ISRAEL could overcome advanced S-300 antiaircra­ft missiles if they were deployed in Syria but any strikes on the system would be difficult and risk alienating its supplier, Russia.

Israel has pledged to take preventive action, seeing a future Syrian S-300 as a “game-changing” threat to its own airspace as well as to the relative free rein with which it now overflies its northern foe and neighbouri­ng Lebanon.

Experts agree that Israeli sabotage or open force to disrupt delivery by Russia is extremely unlikely – a view seemingly shored up by Syrian president Bashar al-Assad’s announceme­nt yesterday that the first missiles had arrived.

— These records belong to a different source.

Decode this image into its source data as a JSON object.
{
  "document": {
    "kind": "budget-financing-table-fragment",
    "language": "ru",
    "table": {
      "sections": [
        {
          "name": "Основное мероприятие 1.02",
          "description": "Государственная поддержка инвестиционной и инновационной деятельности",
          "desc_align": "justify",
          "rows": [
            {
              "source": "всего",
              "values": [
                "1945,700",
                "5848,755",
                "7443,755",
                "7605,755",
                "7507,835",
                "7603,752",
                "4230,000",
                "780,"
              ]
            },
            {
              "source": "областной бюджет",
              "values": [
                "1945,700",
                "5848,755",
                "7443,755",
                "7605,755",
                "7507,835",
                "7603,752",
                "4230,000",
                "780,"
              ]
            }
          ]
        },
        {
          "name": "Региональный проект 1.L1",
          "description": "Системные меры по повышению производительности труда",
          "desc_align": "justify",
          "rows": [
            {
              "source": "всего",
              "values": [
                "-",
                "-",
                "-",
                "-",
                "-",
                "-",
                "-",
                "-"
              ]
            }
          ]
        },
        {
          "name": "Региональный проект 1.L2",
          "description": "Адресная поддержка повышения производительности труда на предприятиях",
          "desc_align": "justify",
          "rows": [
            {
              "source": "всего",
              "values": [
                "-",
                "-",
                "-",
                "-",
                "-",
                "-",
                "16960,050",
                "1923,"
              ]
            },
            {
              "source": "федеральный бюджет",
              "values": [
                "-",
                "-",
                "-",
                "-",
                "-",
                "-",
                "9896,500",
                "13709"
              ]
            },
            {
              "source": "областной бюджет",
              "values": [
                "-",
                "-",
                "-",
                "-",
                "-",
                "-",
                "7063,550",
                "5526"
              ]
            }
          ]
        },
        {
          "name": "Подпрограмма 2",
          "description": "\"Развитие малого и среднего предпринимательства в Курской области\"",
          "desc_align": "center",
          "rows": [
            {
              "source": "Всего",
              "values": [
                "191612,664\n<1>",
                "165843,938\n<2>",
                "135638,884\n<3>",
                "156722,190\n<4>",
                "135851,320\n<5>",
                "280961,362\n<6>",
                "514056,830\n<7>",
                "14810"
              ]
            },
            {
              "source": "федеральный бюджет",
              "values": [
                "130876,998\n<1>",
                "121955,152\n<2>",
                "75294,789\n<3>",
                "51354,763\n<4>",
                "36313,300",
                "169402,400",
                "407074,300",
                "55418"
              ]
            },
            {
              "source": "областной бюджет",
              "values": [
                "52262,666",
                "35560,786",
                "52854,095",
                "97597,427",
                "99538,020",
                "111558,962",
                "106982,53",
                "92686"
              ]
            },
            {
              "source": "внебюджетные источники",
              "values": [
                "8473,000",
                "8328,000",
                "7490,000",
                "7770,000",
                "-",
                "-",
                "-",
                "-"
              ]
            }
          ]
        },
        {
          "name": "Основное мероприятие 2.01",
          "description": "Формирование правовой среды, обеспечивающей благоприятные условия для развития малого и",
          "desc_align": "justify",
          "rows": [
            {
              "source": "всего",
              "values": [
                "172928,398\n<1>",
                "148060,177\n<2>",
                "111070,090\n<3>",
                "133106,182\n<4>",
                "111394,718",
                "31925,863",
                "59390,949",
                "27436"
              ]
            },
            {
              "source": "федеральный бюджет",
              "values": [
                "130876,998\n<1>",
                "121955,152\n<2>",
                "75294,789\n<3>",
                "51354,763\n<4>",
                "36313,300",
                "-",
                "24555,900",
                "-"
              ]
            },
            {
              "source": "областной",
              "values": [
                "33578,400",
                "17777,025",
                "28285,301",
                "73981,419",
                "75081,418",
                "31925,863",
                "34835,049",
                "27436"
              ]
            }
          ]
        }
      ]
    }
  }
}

That leaves Israel lobbying Moscow to slow down the shipment in the hope it would be overtaken and scrapped if Assad fell to the rebellion, while in parallel preparing counter-measures to neutralise the S-300 on the ground in Syria.

The Israeli newspaper Haaretz quoted national security adviser yaakov Amidror as warning European diplomats that Israel would “prevent the S-300 missiles from becoming operationa­l”.

That may be achieved by ensuring Assad does not get the full system, experts say, or by disabling it militarily if he does. “The S-300 would be the pinnacle of Russian-supplied arms for Syria,” Colonel Zvika Haimovich, a senior Israeli air force officer, said. “Though it would impinge on our operations, we are capable of overcoming it.”

The Israelis excel in electronic warfare. In 1982, they “blinded” Soviet-supplied Syrian anti-aircraft units in Lebanon, then destroyed 19 of them without Israeli losses.

Similar technologi­es helped Israeli jets destroy a suspected nuclear reactor in Syria in 2007 and, this year, to hit Syrian targets on at least three occasions to prevent what intelligen­ce sources called attempts to move advanced weaponry to Hezbollah.

A source close to Russia’s defence ministry agreed that the Israelis “likely have a million ways to combat the S-300 electronic­ally”. But he questioned their feasibilit­y because they had not been tested in war. “So, whether the S-300 would fail or not cannot be known”.

Robert Hewson, an IHS Jane’s analyst, predicted Israeli prowess would prevail in Syria while cautioning the S-300 would be the most formidable air defence system it had ever faced. “Israel has had nasty surprises before,” he said, noting its losses to the Soviet anti-aircraft missiles used by Syria and Egypt in the 1973 war.